JOURNAL OF ULTRASOUND IN MEDICINE, cilt.21, ss.367-373, 2002 (SCI İndekslerine Giren Dergi) identifier identifier identifier

  • Cilt numarası: 21 Konu: 4
  • Basım Tarihi: 2002
  • Doi Numarası: 10.7863/jum.2002.21.4.367
  • Dergi Adı: JOURNAL OF ULTRASOUND IN MEDICINE
  • Sayfa Sayıları: ss.367-373

Özet

Objective. To investigate the flow velocity waveform changes of the hepatic and renal arteries in women with surgical menopause who received hormone replacement therapy versus those who did not. Methods. Eighty women who had undergone surgical menopause were divided into 2 groups. The first group (n = 38) consisted of patients who did not receive estrogen treatments after surgery; patients in the second group (n = 42) did receive treatments. The hepatic and renal arteries of patients in both groups were examined by duplex Doppler ultrasonography before the commencement of hormone replacement therapy and after 2 years of treatment, and the pulsatility indices were calculated.

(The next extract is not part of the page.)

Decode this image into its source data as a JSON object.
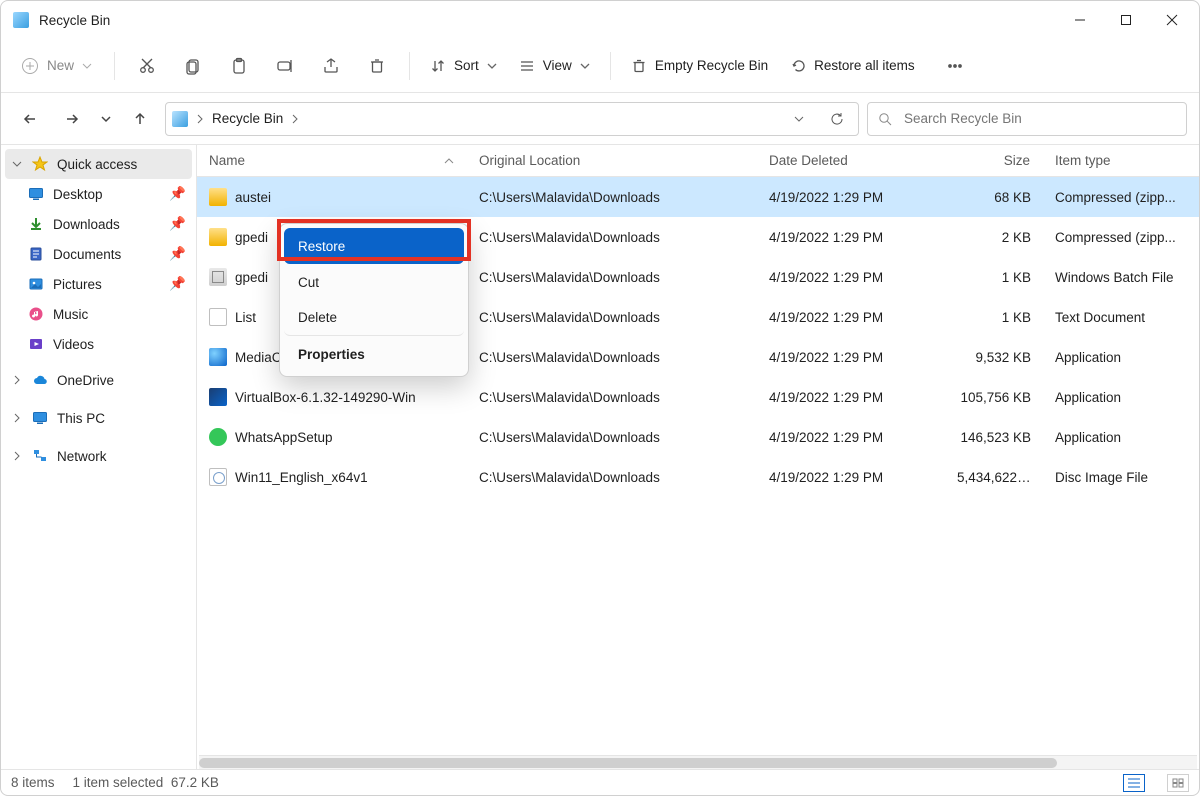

Results. No significant differences were detected in the renal and hepatic artery pulsatility indices of patients in the estrogen treatment group (group 2) before and after total abdominal hysterectomy and bilateral salpingo-oophorectomy (P>.05). No significant differences in preoperative and postoperative hepatic arterial pulsatility indices were detected among patients in group 1 (P>.05). Renal artery pulsatility indices measured before and after total abdominal hysterectomy and bilateral salpingo-oophorectomy did show a statistically significant difference in group 1 (P<.001). In addition, a statistically significant difference was detected before and after surgery in both groups when pulsatility indices were measured at the second-year control dose. Conclusions. Hepatic arterial pulsatility indices are not affected in postmenopausal women, but renal artery pulsatility indices rise to some extent in women not receiving hormone replacement therapy.